MANUEL CASTELLS — Ovvero non hanno pregiudizi, sono neutrali.

TOMÁS IBÁÑEZ – Ma che significa questo? Significa che ci sono mezzi più efficaci di altri, indipendentemente dalle finalità che si vogliono raggiungere. Se si arriva alla conclusione che certi mezzi, in questo caso le reti, possono essere usati per qualunque fine, allora si spezza quel rapporto mezzi/fini fondamentale per la dimensione etica del pensiero anarchico. Nella misura in cui il progressivo configurarsi dell'era digitale vanifica l'esistenza di una determinazione reciproca e di una mutua dipendenza tra mezzi e fini, si fa immediatamente strada la domanda se «l'esperienza presente» stia davvero portando acqua al mulino dell'anarchismo, favorendone la rinascita, oppure se quello che sta facendo è costringerci a creare un sistema di idee completamente nuovo, a margine di quelli elaborati nel diciannovesimo secolo.

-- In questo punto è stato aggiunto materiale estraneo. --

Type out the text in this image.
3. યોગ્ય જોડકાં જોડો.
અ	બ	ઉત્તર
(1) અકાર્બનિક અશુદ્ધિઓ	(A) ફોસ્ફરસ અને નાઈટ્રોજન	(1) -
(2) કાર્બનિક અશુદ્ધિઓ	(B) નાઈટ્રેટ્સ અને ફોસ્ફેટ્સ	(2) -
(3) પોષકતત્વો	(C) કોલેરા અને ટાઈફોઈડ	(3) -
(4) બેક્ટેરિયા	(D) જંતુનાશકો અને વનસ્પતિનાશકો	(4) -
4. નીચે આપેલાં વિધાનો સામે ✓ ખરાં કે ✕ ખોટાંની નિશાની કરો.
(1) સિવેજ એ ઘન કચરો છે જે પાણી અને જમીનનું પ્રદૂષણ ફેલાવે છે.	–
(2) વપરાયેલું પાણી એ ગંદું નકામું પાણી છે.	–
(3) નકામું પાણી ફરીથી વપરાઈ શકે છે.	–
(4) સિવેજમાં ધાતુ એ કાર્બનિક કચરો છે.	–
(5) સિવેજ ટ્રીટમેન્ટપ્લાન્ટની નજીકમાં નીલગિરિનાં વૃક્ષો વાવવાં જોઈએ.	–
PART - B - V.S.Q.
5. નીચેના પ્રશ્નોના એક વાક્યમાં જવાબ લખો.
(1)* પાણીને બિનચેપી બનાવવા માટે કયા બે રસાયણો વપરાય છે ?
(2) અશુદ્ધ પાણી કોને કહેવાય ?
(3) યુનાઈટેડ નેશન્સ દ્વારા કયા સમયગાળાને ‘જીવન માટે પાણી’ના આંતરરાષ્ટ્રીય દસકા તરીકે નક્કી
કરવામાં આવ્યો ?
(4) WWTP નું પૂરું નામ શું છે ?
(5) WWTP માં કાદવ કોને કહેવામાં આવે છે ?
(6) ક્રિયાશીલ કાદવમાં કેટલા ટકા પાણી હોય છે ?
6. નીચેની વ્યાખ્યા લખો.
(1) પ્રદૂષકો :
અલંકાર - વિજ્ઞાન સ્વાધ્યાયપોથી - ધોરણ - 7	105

MANUEL CASTELLS — È impossibile, in questo contesto, sviscerare il tema in profondità, ma vorrei almeno abbozzare un'indicazione di massima. Storicamente l'anarchismo ha sempre respinto l'idea di costruire uno Stato per farla finita con lo Stato, perché il mezzo utilizzato, la costruzione di uno Stato, era contraddittorio con il fine perseguito, l'abolizione dello Stato. E questa è stata, in termini operativi, la debolezza storica dell'anarchismo, anche se, per un altro verso, la trovo di una bellezza tragica: in nome dell'etica rinunciare alla politica...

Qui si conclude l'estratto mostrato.